Эрика на секунду задумалась, потом покачала головой.
— Нет, я там все переворошила, когда мы переезжали. Трудно предполагать, что дневники где-то дома, а других предположений у меня попросту нет.
— Теперь, по крайней мере, ты получила кое-какие конкретные данные. Во всяком случае, что касается Ханса Улавсена. К тому же за дело взялся Челль, а он как бульдог — если вцепится во что-то, уже не выпустит. И Мартин сказал, что они не оставят этот след. Поручили Йосте поговорить с тобой, расскажешь, что тебе удалось узнать.
— Конечно, я-то охотно поделюсь всей информацией, а вот Челль… Хорошо бы и он не темнил.
— А вот на это не рассчитывай. Он же как-никак журналист, для него это в первую очередь сюжет. Как говорят американцы, story.
— Может, ты и прав. Только одно мне непонятно. — Эрика совершила полный оборот на вращающемся конторском стуле. — Зачем Эрик дал Челлю эти статьи? На что он рассчитывал? Что Челль должен был раскопать? Что Эрик сам знал об убийстве Ханса Улавсена? И если знал, то почему просто-напросто не рассказал Челлю? Что за странные игры?
Патрик пожал плечами.
— Этого мы никогда не узнаем. Но в отделе все уверены, что самоубийство Франца дает ответ на все вопросы. Они считают, что это он убил Ханса Улавсена, а Эрика и Бритту ликвидировал как свидетелей.

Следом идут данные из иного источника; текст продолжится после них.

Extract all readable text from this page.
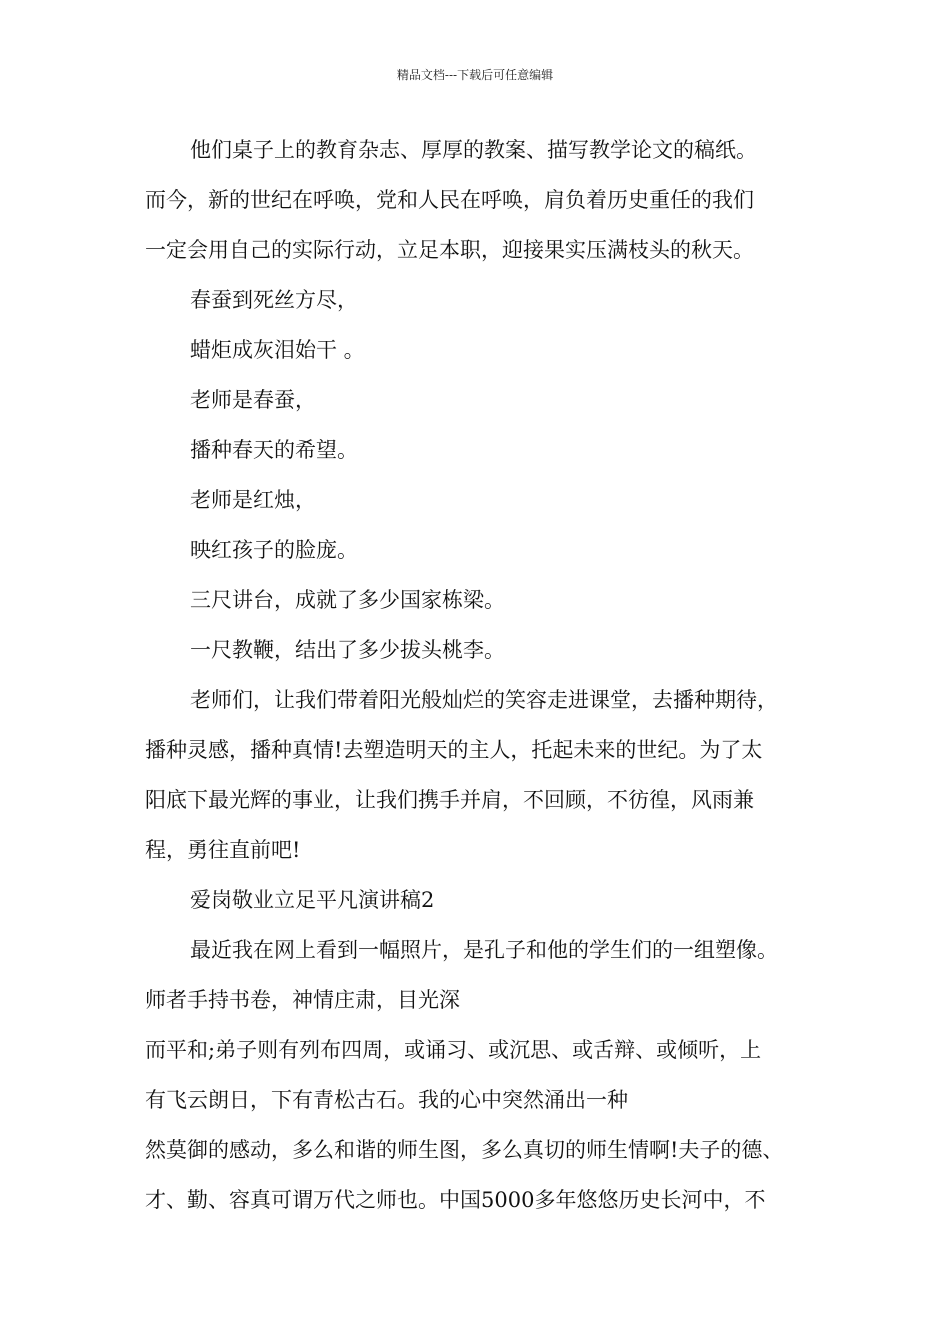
精品文档---下载后可任意编辑
他们桌子上的教育杂志、厚厚的教案、描写教学论文的稿纸。
而今，新的世纪在呼唤，党和人民在呼唤，肩负着历史重任的我们
一定会用自己的实际行动，立足本职，迎接果实压满枝头的秋天。
春蚕到死丝方尽，
蜡炬成灰泪始干 。
老师是春蚕，
播种春天的希望。
老师是红烛，
映红孩子的脸庞。
三尺讲台，成就了多少国家栋梁。
一尺教鞭，结出了多少拔头桃李。
老师们，让我们带着阳光般灿烂的笑容走进课堂，去播种期待，
播种灵感，播种真情!去塑造明天的主人，托起未来的世纪。为了太
阳底下最光辉的事业，让我们携手并肩，不回顾，不彷徨，风雨兼
程，勇往直前吧!
爱岗敬业立足平凡演讲稿2
最近我在网上看到一幅照片，是孔子和他的学生们的一组塑像。
师者手持书卷，神情庄肃，目光深
而平和;弟子则有列布四周，或诵习、或沉思、或舌辩、或倾听，上
有飞云朗日，下有青松古石。我的心中突然涌出一种
然莫御的感动，多么和谐的师生图，多么真切的师生情啊!夫子的德、
才、勤、容真可谓万代之师也。中国5000多年悠悠历史长河中，不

— Да, конечно, выглядит более или менее логично, но… все же что-то не… — Эрика не закончила, подумала и продолжила: — Все же что-то не складывается. Например, почему именно сейчас? Через шестьдесят лет? Если он тихо и мирно пролежал в могиле шестьдесят лет, почему именно сейчас все зашевелилось?
— Понятия не имею. Можно найти много объяснений. Но знаешь, придется примириться. Шестьдесят лет — это шестьдесят лет. Какие-то детали мы никогда не выясним.
— Наверное, ты прав… — Эрика разочарованно потянулась к пакетику с «Думле». — Хочешь?
Она подала пакет Патрику.
— Давай…
Пару минут оба молча сосали ириски, обдумывая загадку зверского убийства Ханса Улавсена.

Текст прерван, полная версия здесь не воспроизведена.